Performance Optimizations

  • Intel Architecture Processors:
    • Improved performance for 4th generation Intel Xeon Scalable processors (formerly Sapphire Rapids).
    • Improved int8 convolution performance with zero points on processors with Intel AMX instruction set support.
    • Improved performance for the future Intel Xeon Scalable processors (code-named Sierra Forest and Granite Rapids). This functionality is disabled by default and can be enabled via CPU dispatcher control.
    • Improved fp32 and int8 convolution performance for cases with small numbers of input channels for processors with Intel AVX-512 and/or Intel AMX instruction set support.
    • Improved s32 binary primitive performance.
    • Improved fp16, fp32, and int8 convolution performance for processors with Intel AVX2 instructions support.
    • Improved performance of subgraphs with convolution, matmul, avgpool, maxpool, and softmax operations followed by unary or binary operations with Graph API.
    • Improved performance of convolution for depthwise cases with Graph API.
    • [experimental] Improved performance of LLAMA2 MLP block with Graph Compiler.
  • Intel Graphics Products:
    • Improved performance for the Intel Data Center GPU Max Series (formerly Ponte Vecchio).
    • Improved performance for Intel Arc graphics (formerly Alchemist and DG2) and the Intel Data Center GPU Flex Series (formerly Arctic Sound-M).
    • Reduced RNN primitive initialization time on Intel GPUs.
  • AArch64-based Processors:
    • Improved fp32 to bf16 reorder performance.
    • Improved max pooling performance with Arm Compute Library (ACL).
    • Improved dilated convolution performance for depthwise cases with ACL.

Functionality

  • Introduced group normalization primitive support. The functionality is currently available on CPUs.
  • Intel CPUs:
    • Introduced support for zero points in int8 convolution with groups and 3D spatial.

Usability

  • Extended verbose mode output:
    • Improved diagnostics on engine creation errors.
    • Added information on Graph API calls.
    • Added information on strides for non-dense memory objects.
    • Added values of runtime dimension.
    • Added indication that primitive descriptor was created with any memory format tag.
  • Introduced examples for Graph API.
  • Graph API constant tensor cache is now disabled by default and requires opt-in with dnnl::graph::set_constant_tensor_cache() call.
  • Reduced oneDNN Graph API memory consumption in certain scenarios.

Validation

  • Extended benchdnn performance reporting with primitive creation time.
  • Introduced cold cache mode in benchdnn.

Known Limitations

  • Current GPU OpenCL runtime for Linux has an issue resulting in convolution producing incorrect results on integrated GPUs based on Xe architecture. SYCL configuration is not affected.
  • Pooling, resampling, prelu, batch normalization, layer normalization, and eltwise primitives may sporadically produce incorrect results on Intel Arc GPUs on Windows.
  • Current GPU driver for Linux has an issue resulting in program hangs or crashes when oneDNN primitives are executed concurrently on Intel Datacenter GPU Max Series.
  • Extensive use of RNN primitive on Intel GPUs with default primitive cache setting may lead to a device reboot. Workaround: consider reducing primitive cache size to 100.
  • Int8 deconvolution with signed weights and activations may produce incorrect results of processors with Intel AMX support.
  • Int8 softmax may fail crash on Windows in SYCL debug configuration.

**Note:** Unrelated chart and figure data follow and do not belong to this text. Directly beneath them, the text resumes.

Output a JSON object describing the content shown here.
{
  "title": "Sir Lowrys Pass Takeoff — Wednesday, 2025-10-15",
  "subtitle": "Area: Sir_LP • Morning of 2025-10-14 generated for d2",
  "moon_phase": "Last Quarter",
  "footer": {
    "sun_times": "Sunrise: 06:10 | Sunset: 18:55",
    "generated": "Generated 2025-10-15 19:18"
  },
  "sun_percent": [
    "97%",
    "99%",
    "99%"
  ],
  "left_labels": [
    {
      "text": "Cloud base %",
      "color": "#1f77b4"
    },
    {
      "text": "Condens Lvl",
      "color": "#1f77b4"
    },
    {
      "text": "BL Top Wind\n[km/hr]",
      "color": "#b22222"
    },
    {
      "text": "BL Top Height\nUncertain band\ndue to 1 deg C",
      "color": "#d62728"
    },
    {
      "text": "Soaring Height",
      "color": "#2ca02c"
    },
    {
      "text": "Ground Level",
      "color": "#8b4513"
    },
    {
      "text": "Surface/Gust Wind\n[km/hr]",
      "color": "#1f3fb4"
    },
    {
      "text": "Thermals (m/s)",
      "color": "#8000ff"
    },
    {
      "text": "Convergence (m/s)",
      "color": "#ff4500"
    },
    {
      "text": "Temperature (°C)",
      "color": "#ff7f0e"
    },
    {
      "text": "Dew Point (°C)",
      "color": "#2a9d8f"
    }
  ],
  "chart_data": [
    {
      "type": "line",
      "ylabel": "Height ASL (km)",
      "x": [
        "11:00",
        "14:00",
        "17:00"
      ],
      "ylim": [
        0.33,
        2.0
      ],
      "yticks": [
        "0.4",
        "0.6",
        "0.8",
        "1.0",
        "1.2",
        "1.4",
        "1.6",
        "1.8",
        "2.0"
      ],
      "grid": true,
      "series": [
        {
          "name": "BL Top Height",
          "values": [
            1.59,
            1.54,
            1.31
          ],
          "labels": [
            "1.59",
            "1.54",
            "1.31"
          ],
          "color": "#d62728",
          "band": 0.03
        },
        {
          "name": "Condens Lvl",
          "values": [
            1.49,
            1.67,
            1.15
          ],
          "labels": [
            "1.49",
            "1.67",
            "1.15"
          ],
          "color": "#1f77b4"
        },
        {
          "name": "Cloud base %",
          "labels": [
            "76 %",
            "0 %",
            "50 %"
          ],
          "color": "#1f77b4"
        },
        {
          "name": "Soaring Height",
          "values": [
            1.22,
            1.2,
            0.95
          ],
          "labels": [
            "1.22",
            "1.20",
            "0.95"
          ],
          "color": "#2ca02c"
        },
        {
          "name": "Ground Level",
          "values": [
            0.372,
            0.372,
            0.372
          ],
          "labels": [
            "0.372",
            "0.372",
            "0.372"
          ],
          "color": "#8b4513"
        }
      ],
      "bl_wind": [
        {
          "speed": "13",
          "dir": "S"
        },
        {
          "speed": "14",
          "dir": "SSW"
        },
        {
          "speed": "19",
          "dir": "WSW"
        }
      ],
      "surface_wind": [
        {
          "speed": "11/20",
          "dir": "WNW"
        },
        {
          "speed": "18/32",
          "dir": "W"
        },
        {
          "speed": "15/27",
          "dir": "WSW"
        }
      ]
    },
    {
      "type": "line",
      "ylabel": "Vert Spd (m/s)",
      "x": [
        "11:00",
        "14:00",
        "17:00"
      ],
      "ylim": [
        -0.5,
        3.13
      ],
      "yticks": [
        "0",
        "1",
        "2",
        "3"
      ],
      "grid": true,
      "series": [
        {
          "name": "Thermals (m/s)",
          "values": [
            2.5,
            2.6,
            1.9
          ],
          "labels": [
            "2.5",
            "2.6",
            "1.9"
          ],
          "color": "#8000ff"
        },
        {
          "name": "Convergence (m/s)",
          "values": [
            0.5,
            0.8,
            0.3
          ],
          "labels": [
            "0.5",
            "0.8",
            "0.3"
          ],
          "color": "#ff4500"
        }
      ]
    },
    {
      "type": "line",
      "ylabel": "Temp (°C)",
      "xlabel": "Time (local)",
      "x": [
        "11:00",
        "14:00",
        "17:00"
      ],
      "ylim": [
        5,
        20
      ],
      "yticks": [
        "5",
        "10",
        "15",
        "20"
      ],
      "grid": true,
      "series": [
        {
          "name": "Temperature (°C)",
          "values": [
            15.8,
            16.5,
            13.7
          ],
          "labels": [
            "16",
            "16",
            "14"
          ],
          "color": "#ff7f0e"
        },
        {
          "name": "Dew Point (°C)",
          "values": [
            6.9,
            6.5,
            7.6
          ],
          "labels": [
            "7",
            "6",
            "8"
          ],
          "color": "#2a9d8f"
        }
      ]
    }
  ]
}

Thanks to these Contributors

This release contains contributions from the project core team as well as Amy Wignall @AmyWignall-arm, @baibeta, Benjamin Taylor @bentaylorhk-arm, Ilya Lavrenov @ilya-lavrenov, Kentaro Kawakami @kawakami-k, Milos Puzovic @milpuz01, Renato Barros Arantes @renato-arantes, @snadampal, @sparkyrider, and Thomas Köppe @tkoeppe. We would also like to thank everyone who asked questions and reported issues.